Die Gemeine Lichtnelke (Silene vulgaris)


Die Gemeine Lichtnelke (Silene vulgaris) gehört zur Familie der Nelkengewächse (Caryophyllaceae). Ihr lateinischer Name lautet Silene vulgaris (Moench.) Garcke (S. cucubalus Wib.).
Die Gemeine Lichtnelke ist eine ausdauernde, blaugrüne, krautige Pflanze, die 30 bis 60 Zentimeter hoch wird. Ihre Stängel sind aufrecht und im oberen Bereich verzweigt. Die Blätter sind leicht fleischig, gegenständig, sitzend und zugespitzt. Sie können eiförmig-lanzettlich oder lanzettlich sein, wobei die unteren Blätter kurze Blattstiele besitzen. Die weißen Blüten stehen an kurzen, dünnen Blütenstielen in lockeren Rispen. Sie können eingeschlechtig oder zwittrig sein. Der Kelch der Gemeinen Leimkraut ist stark angeschwollen und kahl, breit eiförmig, weißlich-grün und 13 bis 18 Millimeter lang sowie 7 bis 10 Millimeter breit. Die Blütenblätter sind weiß, eineinhalb- bis zweimal so lang wie der Kelch und fast bis zum Grund in verkehrt-eiförmige Lappen eingeschnitten. Die Frucht der Gemeinen Leimkraut ist eine nahezu kugelförmige Kapsel mit nierenförmigen Samen.

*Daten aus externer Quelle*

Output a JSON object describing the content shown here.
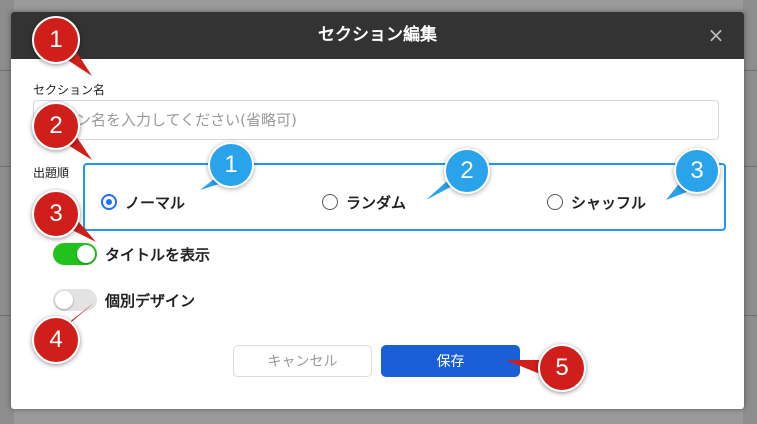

Die Pflanze blüht von Juni bis September. In freier Natur kommt sie im Kaukasus, in Weißrussland, im Fernen Osten, in Zentralasien, in West- und Ostsibirien sowie im europäischen Teil Russlands vor. Sie bevorzugt Waldränder, Brachflächen, Wegränder, Brachfelder, Wegränder und Ackerflächen.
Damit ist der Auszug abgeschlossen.